For a start, even a single page/action/component in a single application has 5+ years of knowledge in it, not just code but knowledge. Seemingly unimportant details like why this part is called before this part. Why something weird was done with the authentication (intentional or a bug?), is there code there that is wrong but it is wrong because it works? Is this logical clause still relevant or just messy code? The fact is even a single entity would take a day to understand and that’s assuming you have the original designers/Developers/Managers available to answer the questions.
Secondly, there is always the temptation to “just improve this” while migrating. Seems reasonable but that “slight improvement” is hours of arguments, discussions, designs, problems with new library/framework X, build servers, deployment issues etc. Something which could be migrated as-is in, say, 1 month, takes 6 months.
Thirdly, who is going to do this work? The Development Team are the only ones who are possibly suitable for the task so who is going to do business-as-usual on the existing systems for the, perhaps, 2 years+ it would take you to rewrite if you were working flat-out?
Fourthly, when are you ready to deploy the rewrite? What if you spot a major bug after releasing? Do you immediately revert to the old horrible app? How much testing and testing time will satisfy you that the new system is now ready to go and will be fixed forward? Some organisations test each release for a month, how long would it take to test every part of the system?
And what happens when the needs of the organisation change midway through the rewrite? What happens as people leave and others start? What happens when the Manager whose stupid idea it was in the first place decides to pretend to move on to “new challenges” and leaves everyone else to carry the mess they didn’t want until the replacement Manager decides how rubbish the idea was and that they will rewrite in this even better way.

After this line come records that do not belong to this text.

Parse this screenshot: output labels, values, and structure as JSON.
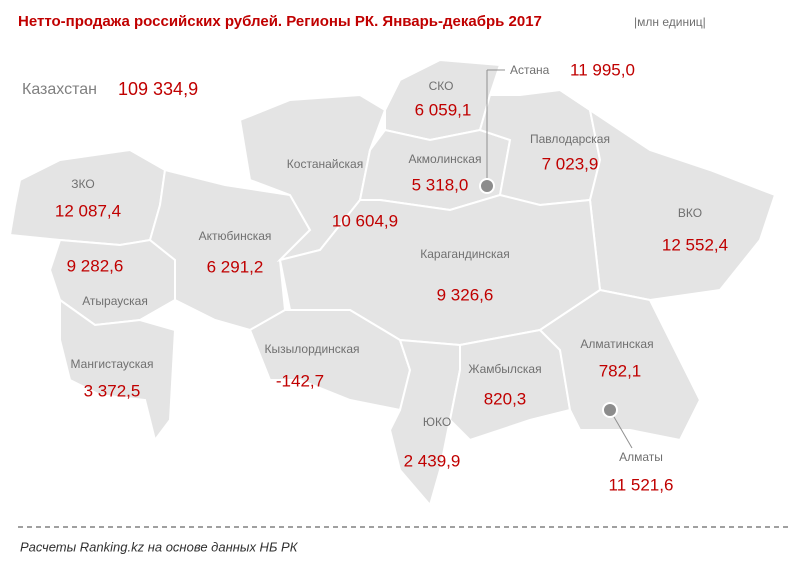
{
  "header": {
    "title": "Нетто-продажа российских рублей. Регионы РК. Январь-декабрь 2017",
    "unit": "|млн единиц|"
  },
  "total": {
    "label": "Казахстан",
    "value": "109 334,9"
  },
  "regions": [
    {
      "name": "СКО",
      "value": "6 059,1"
    },
    {
      "name": "Павлодарская",
      "value": "7 023,9"
    },
    {
      "name": "Акмолинская",
      "value": "5 318,0"
    },
    {
      "name": "Костанайская",
      "value": "10 604,9"
    },
    {
      "name": "ЗКО",
      "value": "12 087,4"
    },
    {
      "name": "ВКО",
      "value": "12 552,4"
    },
    {
      "name": "Актюбинская",
      "value": "6 291,2"
    },
    {
      "name": "Карагандинская",
      "value": "9 326,6"
    },
    {
      "name": "Атырауская",
      "value": "9 282,6"
    },
    {
      "name": "Мангистауская",
      "value": "3 372,5"
    },
    {
      "name": "Кызылординская",
      "value": "-142,7"
    },
    {
      "name": "Алматинская",
      "value": "782,1"
    },
    {
      "name": "Жамбылская",
      "value": "820,3"
    },
    {
      "name": "ЮКО",
      "value": "2 439,9"
    }
  ],
  "cities": [
    {
      "name": "Астана",
      "value": "11 995,0"
    },
    {
      "name": "Алматы",
      "value": "11 521,6"
    }
  ],
  "footer": "Расчеты Ranking.kz на основе данных НБ РК"
}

The rewrite in most cases is complete nonsense suggested by people who don’t understand. If you are recruiting a CTO, ask them how they would solve this scenario. If they say rewrite, do NOT employ them.

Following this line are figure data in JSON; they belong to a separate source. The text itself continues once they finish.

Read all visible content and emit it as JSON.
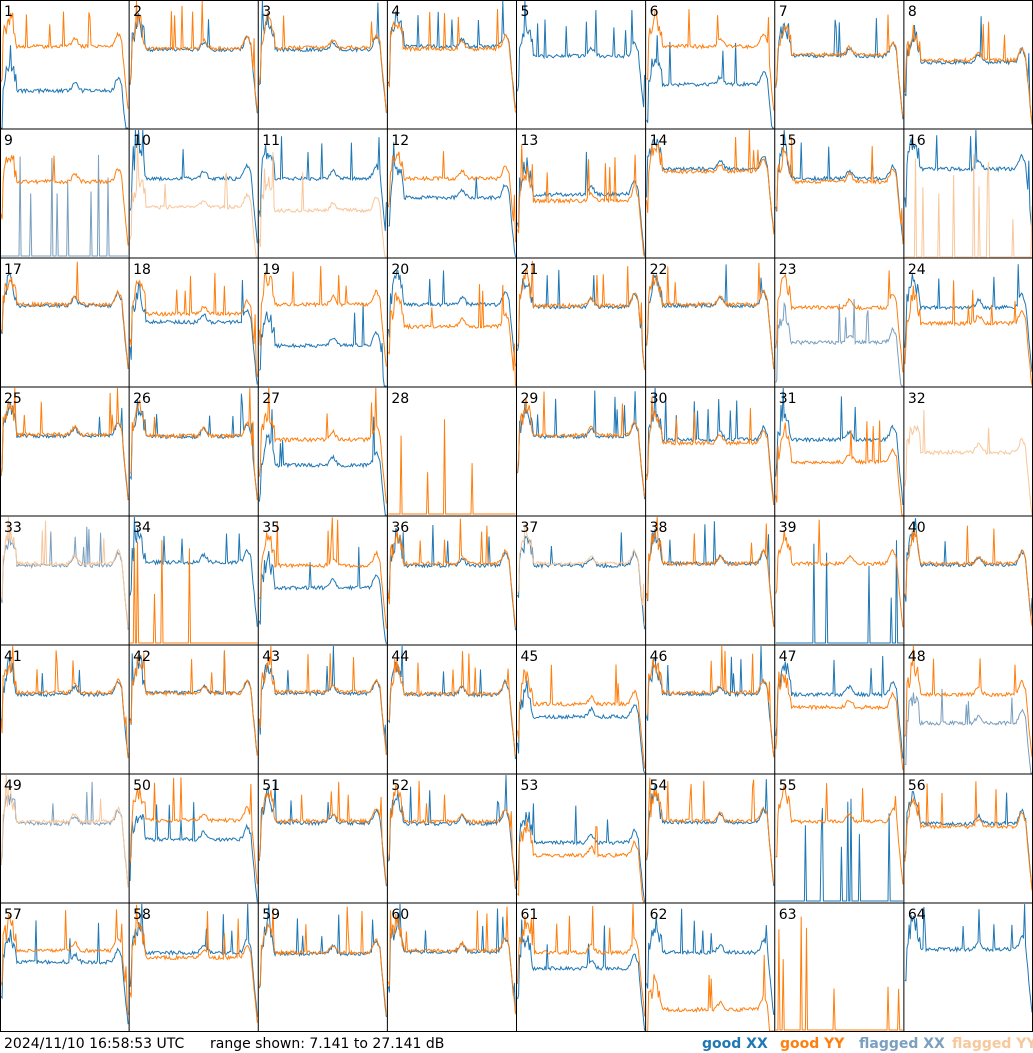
{
  "footer": {
    "timestamp": "2024/11/10 16:58:53 UTC",
    "range_text": "range shown: 7.141 to 27.141 dB"
  },
  "legend": [
    {
      "label": "good XX",
      "color": "#1f77b4"
    },
    {
      "label": "good YY",
      "color": "#ff7f0e"
    },
    {
      "label": "flagged XX",
      "color": "#7a9fbf"
    },
    {
      "label": "flagged YY",
      "color": "#f8c79b"
    }
  ],
  "colors": {
    "good_xx": "#1f77b4",
    "good_yy": "#ff7f0e",
    "flagged_xx": "#7a9fbf",
    "flagged_yy": "#f8c79b",
    "grid_line": "#000000"
  },
  "chart_data": {
    "type": "line",
    "grid": {
      "rows": 8,
      "cols": 8
    },
    "y_range_db": [
      7.141,
      27.141
    ],
    "panels": [
      {
        "id": "1",
        "xx": "good",
        "yy": "good",
        "xx_level": 13,
        "yy_level": 20
      },
      {
        "id": "2",
        "xx": "good",
        "yy": "good",
        "xx_level": 19.5,
        "yy_level": 19.7
      },
      {
        "id": "3",
        "xx": "good",
        "yy": "good",
        "xx_level": 19.5,
        "yy_level": 19.8
      },
      {
        "id": "4",
        "xx": "good",
        "yy": "good",
        "xx_level": 20,
        "yy_level": 19.6
      },
      {
        "id": "5",
        "xx": "good",
        "yy": "none",
        "xx_level": 18.5,
        "yy_level": 7.1
      },
      {
        "id": "6",
        "xx": "good",
        "yy": "good",
        "xx_level": 14,
        "yy_level": 20
      },
      {
        "id": "7",
        "xx": "good",
        "yy": "good",
        "xx_level": 18.5,
        "yy_level": 18.7
      },
      {
        "id": "8",
        "xx": "good",
        "yy": "good",
        "xx_level": 17.5,
        "yy_level": 17.8
      },
      {
        "id": "9",
        "xx": "flagged",
        "yy": "good",
        "xx_level": 7.3,
        "yy_level": 19
      },
      {
        "id": "10",
        "xx": "good",
        "yy": "flagged",
        "xx_level": 19.5,
        "yy_level": 15
      },
      {
        "id": "11",
        "xx": "good",
        "yy": "flagged",
        "xx_level": 19.5,
        "yy_level": 14.5
      },
      {
        "id": "12",
        "xx": "good",
        "yy": "good",
        "xx_level": 16.5,
        "yy_level": 19.5
      },
      {
        "id": "13",
        "xx": "good",
        "yy": "good",
        "xx_level": 17,
        "yy_level": 16
      },
      {
        "id": "14",
        "xx": "good",
        "yy": "good",
        "xx_level": 21,
        "yy_level": 20.6
      },
      {
        "id": "15",
        "xx": "good",
        "yy": "good",
        "xx_level": 19.5,
        "yy_level": 19
      },
      {
        "id": "16",
        "xx": "good",
        "yy": "flagged",
        "xx_level": 21,
        "yy_level": 7.1
      },
      {
        "id": "17",
        "xx": "good",
        "yy": "good",
        "xx_level": 19.8,
        "yy_level": 20
      },
      {
        "id": "18",
        "xx": "good",
        "yy": "good",
        "xx_level": 17.2,
        "yy_level": 18.5
      },
      {
        "id": "19",
        "xx": "good",
        "yy": "good",
        "xx_level": 13.5,
        "yy_level": 20
      },
      {
        "id": "20",
        "xx": "good",
        "yy": "good",
        "xx_level": 20,
        "yy_level": 16.5
      },
      {
        "id": "21",
        "xx": "good",
        "yy": "good",
        "xx_level": 19.6,
        "yy_level": 19.8
      },
      {
        "id": "22",
        "xx": "good",
        "yy": "good",
        "xx_level": 19.8,
        "yy_level": 20
      },
      {
        "id": "23",
        "xx": "flagged",
        "yy": "good",
        "xx_level": 14,
        "yy_level": 19.5
      },
      {
        "id": "24",
        "xx": "good",
        "yy": "good",
        "xx_level": 19.5,
        "yy_level": 17
      },
      {
        "id": "25",
        "xx": "good",
        "yy": "good",
        "xx_level": 19.6,
        "yy_level": 19.8
      },
      {
        "id": "26",
        "xx": "good",
        "yy": "good",
        "xx_level": 19.5,
        "yy_level": 19.6
      },
      {
        "id": "27",
        "xx": "good",
        "yy": "good",
        "xx_level": 15,
        "yy_level": 19
      },
      {
        "id": "28",
        "xx": "none",
        "yy": "good",
        "xx_level": 7.1,
        "yy_level": 7.3
      },
      {
        "id": "29",
        "xx": "good",
        "yy": "good",
        "xx_level": 19.5,
        "yy_level": 19.7
      },
      {
        "id": "30",
        "xx": "good",
        "yy": "good",
        "xx_level": 19,
        "yy_level": 18.5
      },
      {
        "id": "31",
        "xx": "good",
        "yy": "good",
        "xx_level": 19,
        "yy_level": 15.5
      },
      {
        "id": "32",
        "xx": "none",
        "yy": "flagged",
        "xx_level": 7.1,
        "yy_level": 17
      },
      {
        "id": "33",
        "xx": "flagged",
        "yy": "flagged",
        "xx_level": 19.5,
        "yy_level": 19.8
      },
      {
        "id": "34",
        "xx": "good",
        "yy": "good",
        "xx_level": 20,
        "yy_level": 7.3
      },
      {
        "id": "35",
        "xx": "good",
        "yy": "good",
        "xx_level": 16,
        "yy_level": 19.5
      },
      {
        "id": "36",
        "xx": "good",
        "yy": "good",
        "xx_level": 19.5,
        "yy_level": 19.8
      },
      {
        "id": "37",
        "xx": "good",
        "yy": "flagged",
        "xx_level": 19.5,
        "yy_level": 19.8
      },
      {
        "id": "38",
        "xx": "good",
        "yy": "good",
        "xx_level": 19.8,
        "yy_level": 19.8
      },
      {
        "id": "39",
        "xx": "good",
        "yy": "good",
        "xx_level": 7.3,
        "yy_level": 19.8
      },
      {
        "id": "40",
        "xx": "good",
        "yy": "good",
        "xx_level": 19.6,
        "yy_level": 19.8
      },
      {
        "id": "41",
        "xx": "good",
        "yy": "good",
        "xx_level": 19.5,
        "yy_level": 19.8
      },
      {
        "id": "42",
        "xx": "good",
        "yy": "good",
        "xx_level": 19.8,
        "yy_level": 19.7
      },
      {
        "id": "43",
        "xx": "good",
        "yy": "good",
        "xx_level": 19.7,
        "yy_level": 19.9
      },
      {
        "id": "44",
        "xx": "good",
        "yy": "good",
        "xx_level": 19.5,
        "yy_level": 19.6
      },
      {
        "id": "45",
        "xx": "good",
        "yy": "good",
        "xx_level": 16,
        "yy_level": 18
      },
      {
        "id": "46",
        "xx": "good",
        "yy": "good",
        "xx_level": 19.6,
        "yy_level": 19.8
      },
      {
        "id": "47",
        "xx": "good",
        "yy": "good",
        "xx_level": 19.5,
        "yy_level": 17.5
      },
      {
        "id": "48",
        "xx": "flagged",
        "yy": "good",
        "xx_level": 15,
        "yy_level": 19.5
      },
      {
        "id": "49",
        "xx": "flagged",
        "yy": "flagged",
        "xx_level": 19.5,
        "yy_level": 19.8
      },
      {
        "id": "50",
        "xx": "good",
        "yy": "good",
        "xx_level": 17,
        "yy_level": 20
      },
      {
        "id": "51",
        "xx": "good",
        "yy": "good",
        "xx_level": 19.6,
        "yy_level": 19.9
      },
      {
        "id": "52",
        "xx": "good",
        "yy": "good",
        "xx_level": 19.5,
        "yy_level": 19.8
      },
      {
        "id": "53",
        "xx": "good",
        "yy": "good",
        "xx_level": 16.5,
        "yy_level": 14.5
      },
      {
        "id": "54",
        "xx": "good",
        "yy": "good",
        "xx_level": 19.7,
        "yy_level": 19.9
      },
      {
        "id": "55",
        "xx": "good",
        "yy": "good",
        "xx_level": 7.3,
        "yy_level": 19.8
      },
      {
        "id": "56",
        "xx": "good",
        "yy": "good",
        "xx_level": 19.5,
        "yy_level": 19
      },
      {
        "id": "57",
        "xx": "good",
        "yy": "good",
        "xx_level": 18,
        "yy_level": 19.8
      },
      {
        "id": "58",
        "xx": "good",
        "yy": "good",
        "xx_level": 19.5,
        "yy_level": 18.7
      },
      {
        "id": "59",
        "xx": "good",
        "yy": "good",
        "xx_level": 19.3,
        "yy_level": 19.5
      },
      {
        "id": "60",
        "xx": "good",
        "yy": "good",
        "xx_level": 19.6,
        "yy_level": 19.8
      },
      {
        "id": "61",
        "xx": "good",
        "yy": "good",
        "xx_level": 17,
        "yy_level": 19.5
      },
      {
        "id": "62",
        "xx": "good",
        "yy": "good",
        "xx_level": 19.5,
        "yy_level": 10.5
      },
      {
        "id": "63",
        "xx": "none",
        "yy": "good",
        "xx_level": 7.1,
        "yy_level": 7.3
      },
      {
        "id": "64",
        "xx": "good",
        "yy": "none",
        "xx_level": 20,
        "yy_level": 7.1
      }
    ]
  }
}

So what is the critical skill that corporations lack? It is the skill of migration. Not rewriting an entire app but moving pieces of it at a time into a new format/language/framework/whatever with a proxy or an application acting as a proxy sitting in front of it.
I first appreciated this when I read about Microsoft suggesting the ability to migrate e.g. a .Net framework app to Docker without rewriting it. How? By taking parts of it and directing those paths to the new app and slowly but surely moving everything across. Much smaller pieces of work, much less risk, much easier to test and much easier to release and fix if there are issues.

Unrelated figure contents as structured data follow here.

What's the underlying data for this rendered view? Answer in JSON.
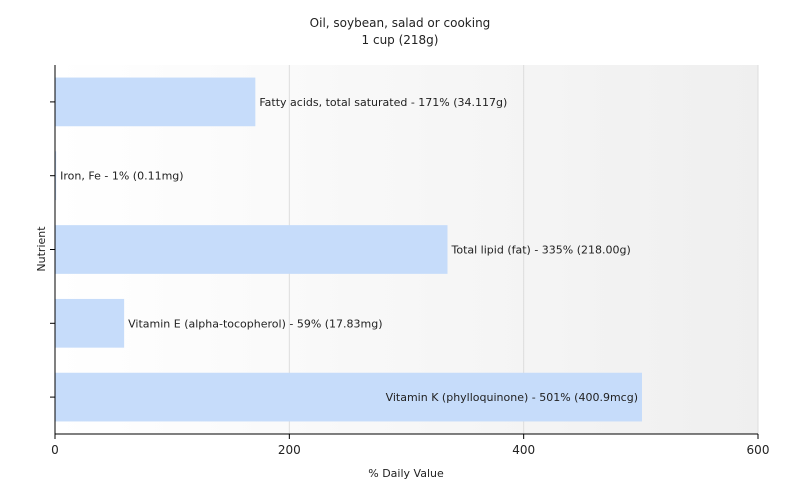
{
  "chart_data": {
    "type": "bar",
    "orientation": "horizontal",
    "title": "Oil, soybean, salad or cooking",
    "subtitle": "1 cup (218g)",
    "xlabel": "% Daily Value",
    "ylabel": "Nutrient",
    "xlim": [
      0,
      600
    ],
    "xticks": [
      0,
      200,
      400,
      600
    ],
    "grid": true,
    "legend": "none",
    "bar_color": "#c6dcfa",
    "categories": [
      "Fatty acids, total saturated",
      "Iron, Fe",
      "Total lipid (fat)",
      "Vitamin E (alpha-tocopherol)",
      "Vitamin K (phylloquinone)"
    ],
    "values": [
      171,
      1,
      335,
      59,
      501
    ],
    "labels": [
      "Fatty acids, total saturated - 171% (34.117g)",
      "Iron, Fe - 1% (0.11mg)",
      "Total lipid (fat) - 335% (218.00g)",
      "Vitamin E (alpha-tocopherol) - 59% (17.83mg)",
      "Vitamin K (phylloquinone) - 501% (400.9mcg)"
    ]
  }
}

We mustn’t feel the need the get to the finish since Industry changes more quickly than our migrations take but we should be in a place where the stuff we need to change/improve is in a format we can work with and we should endeavour to keep moving but at the point we then inherit a new system, we then need to be able to pull that new system behind the proxy and allow its features to also be moved invisibly to the user.
And we should definitely use cache for dropdown lists that take 15 minutes to populate. EE!